Final Thoughts on Final Fantasy XIII

Over the span of thirteen chapters, it took me about 58 hours to finish Final Fantasy XIII. And like I’ve said before in previous blogs and my review, it never fails to disappoint (on a large scale.) The many familiar conventions that were removed were definitely a shock to me for a while – It was difficult to not hear the tried-and true victory fanfare after a hard-fought battle, or see the whole gauntlet of the popular summon monsters to name a few; It’s still an excellent RPG, whether you get it on Xbox 360 or PS3. Personally I think Square Enix made a good move making this available to both camps in this console war, because when it comes down to it, the experience is largely the same, despite slight differences in textures.

Very light game play spoilers alert-

So what’s next for the renegade l’Cie? Well, after beating the final boss, the last level of the Crystarium is opened up for you, bringing a buffet of exponential stat upgrades. For example, most of Sazh’s HP upgrades before the last expansion gradually increase by about +100-150 HP per node, while the upgrades in his uppermost primary roles sport increases of +400. The massive boosts are welcomed, as the more difficult marks of Final Fantasy XIII’s 64 monster hunts make it nearly impossible without them. In addition to bulking up on steroi—I mean stat upgrades, there’s also the task of massing up enough gil to upgrade your weapons. Getting money is the essence of grinding, as a LOT of money is required to fully max out weapons for at least three members of the team.

After clearing the story, I feel comfortable saying that the cast of Final Fantasy XIII will keep you entertained from beginning to the end. This was the first group of heroes where I felt comfortable and confident with using everyone – I didn’t choose someone for my battle team only on the grounds that they were “cooler” than someone else, nor was anyone out of place or just along for the ride. Thankfully, there isn’t an oddball like Umaro, Cait Sith, or Quina from FF VI, VII, and IX respectably. The positive dynamic between everyone shined through any shortfall in the narrative, but I can’t say the same about any side characters though. NPC’s or even some villains were only as important as the scenes they were in. Beyond that, the spotlight was always on the l’Cie, and everything else is just accessory to the plot.

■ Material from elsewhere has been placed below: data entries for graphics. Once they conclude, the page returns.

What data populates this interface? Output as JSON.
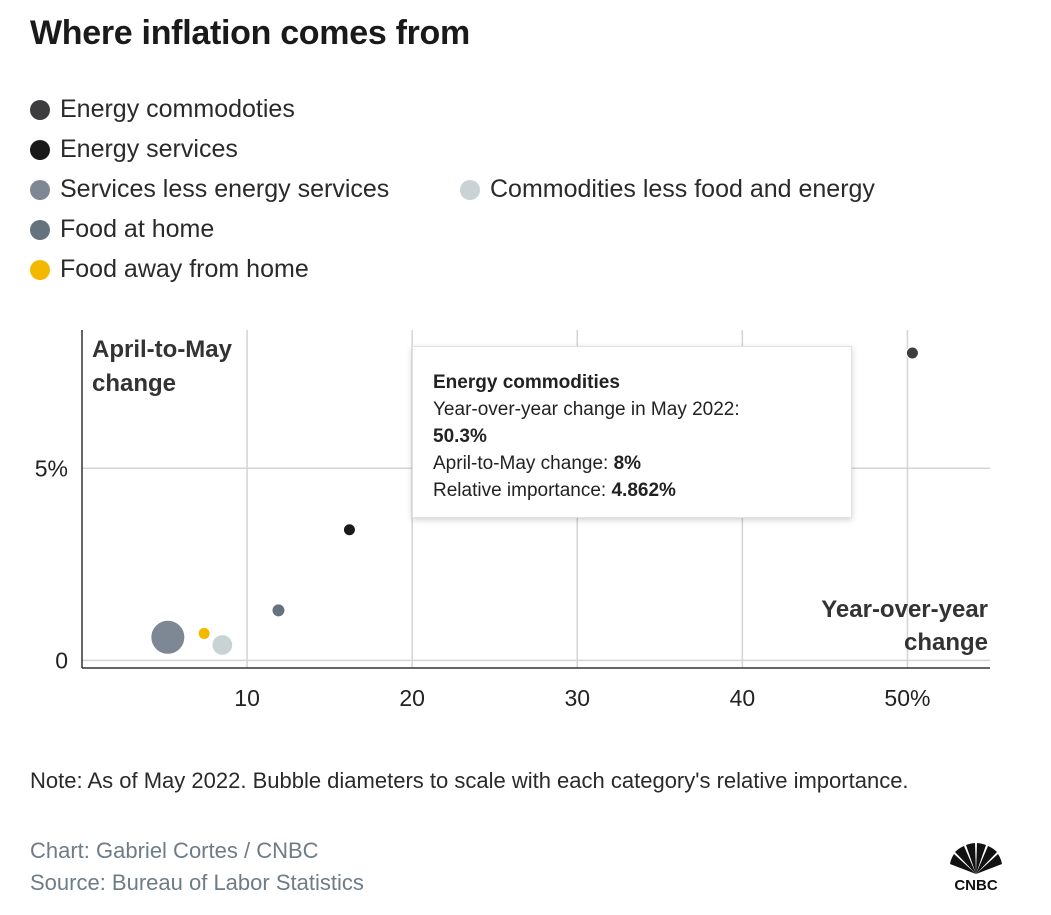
{
  "title": "Where inflation comes from",
  "legend": [
    {
      "label": "Energy commodoties",
      "color": "#3d3d3f"
    },
    {
      "label": "Energy services",
      "color": "#1a1a1a"
    },
    {
      "label": "Services less energy services",
      "color": "#7d8894"
    },
    {
      "label": "Commodities less food and energy",
      "color": "#c9d3d6"
    },
    {
      "label": "Food at home",
      "color": "#65737f"
    },
    {
      "label": "Food away from home",
      "color": "#f5b800"
    }
  ],
  "chart_data": {
    "type": "scatter",
    "xlabel": "Year-over-year change",
    "ylabel": "April-to-May change",
    "xlim": [
      0,
      55
    ],
    "ylim": [
      -0.2,
      8.6
    ],
    "x_ticks": [
      10,
      20,
      30,
      40,
      50
    ],
    "x_tick_labels": [
      "10",
      "20",
      "30",
      "40",
      "50%"
    ],
    "y_ticks": [
      0,
      5
    ],
    "y_tick_labels": [
      "0",
      "5%"
    ],
    "grid": true,
    "series": [
      {
        "name": "Energy commodoties",
        "x": 50.3,
        "y": 8,
        "importance": 4.862
      },
      {
        "name": "Energy services",
        "x": 16.2,
        "y": 3.4,
        "importance": 3.4
      },
      {
        "name": "Services less energy services",
        "x": 5.2,
        "y": 0.6,
        "importance": 57.3
      },
      {
        "name": "Commodities less food and energy",
        "x": 8.5,
        "y": 0.4,
        "importance": 21.3
      },
      {
        "name": "Food at home",
        "x": 11.9,
        "y": 1.3,
        "importance": 8.3
      },
      {
        "name": "Food away from home",
        "x": 7.4,
        "y": 0.7,
        "importance": 5.1
      }
    ]
  },
  "tooltip": {
    "title": "Energy commodities",
    "yoy_label": "Year-over-year change in May 2022:",
    "yoy_value": "50.3%",
    "mom_label": "April-to-May change:",
    "mom_value": "8%",
    "importance_label": "Relative importance:",
    "importance_value": "4.862%"
  },
  "note": "Note: As of May 2022. Bubble diameters to scale with each category's relative importance.",
  "credit": "Chart: Gabriel Cortes / CNBC",
  "source": "Source: Bureau of Labor Statistics",
  "logo_text": "CNBC"
}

My main gripe about this game is how Sidequests were handled. There’s honestly only one; the hunts I mentioned earlier. Once you get to Chapter 11, the game adequately introduces them and you’ll finally get that feeling of being able to “do whatever you want” as many reviewers and previews have noted. However, this freedom only goes so far – Not too many of these hunts can be completed without putting down some hard hours grinding for stat upgrades in the Crystarium. Fully maximizing your characters isn’t possible until the main story is done, and even that will hold players interest only for so long. Final Fantasy XII accomplished its Mark side quests better in my opinion, because the availability of hunts broadened alongside the storyline’s progression. In other words, after emerging from a lengthy passage of the story, you could take a break and do a couple hunt missions. More difficult ones will be opened up according to how diligent you’ve been keeping up with previous hunts and how far you are in the game. With Final Fantasy XIII, you have a taste of the easier quests, and a large difficulty curve sets in, where monsters are just so over your capability there’s no way you can punch above your weight.

Despite the overhauls to the battle system, I enjoyed it. Because a lot of time is spent in battle, some become easier as you get strong. Thankfully, Auto battle comes to the rescue! For those who don’t like letting the game do the work, you can handpick your commands as well, and this doesn’t slow down the pace of combat, if you’re fast enough to think on your feet. Either way, having the option to let the AI handle things is a very welcome alternative. Paradigms were a bold experiment, and they were pulled off effortlessly. Once you’re knee deep in the game and can understand the mechanics of the battle system, you’ll be a little tactical mastermind, tossing out different paradigms to make the best out of each situation.

I can see myself putting in another 15-30 hours accomplishing all of the activities I outlined here. Or, at least getting done what I think can be done in a reasonable amount of time. Besides, I’m sure that I’ll pick up this game in a couple of years and play it all over again. Final Fantasy is a series that I’ll always love, and still, no matter what has been changed, removed or revamped, the experience has never let me down.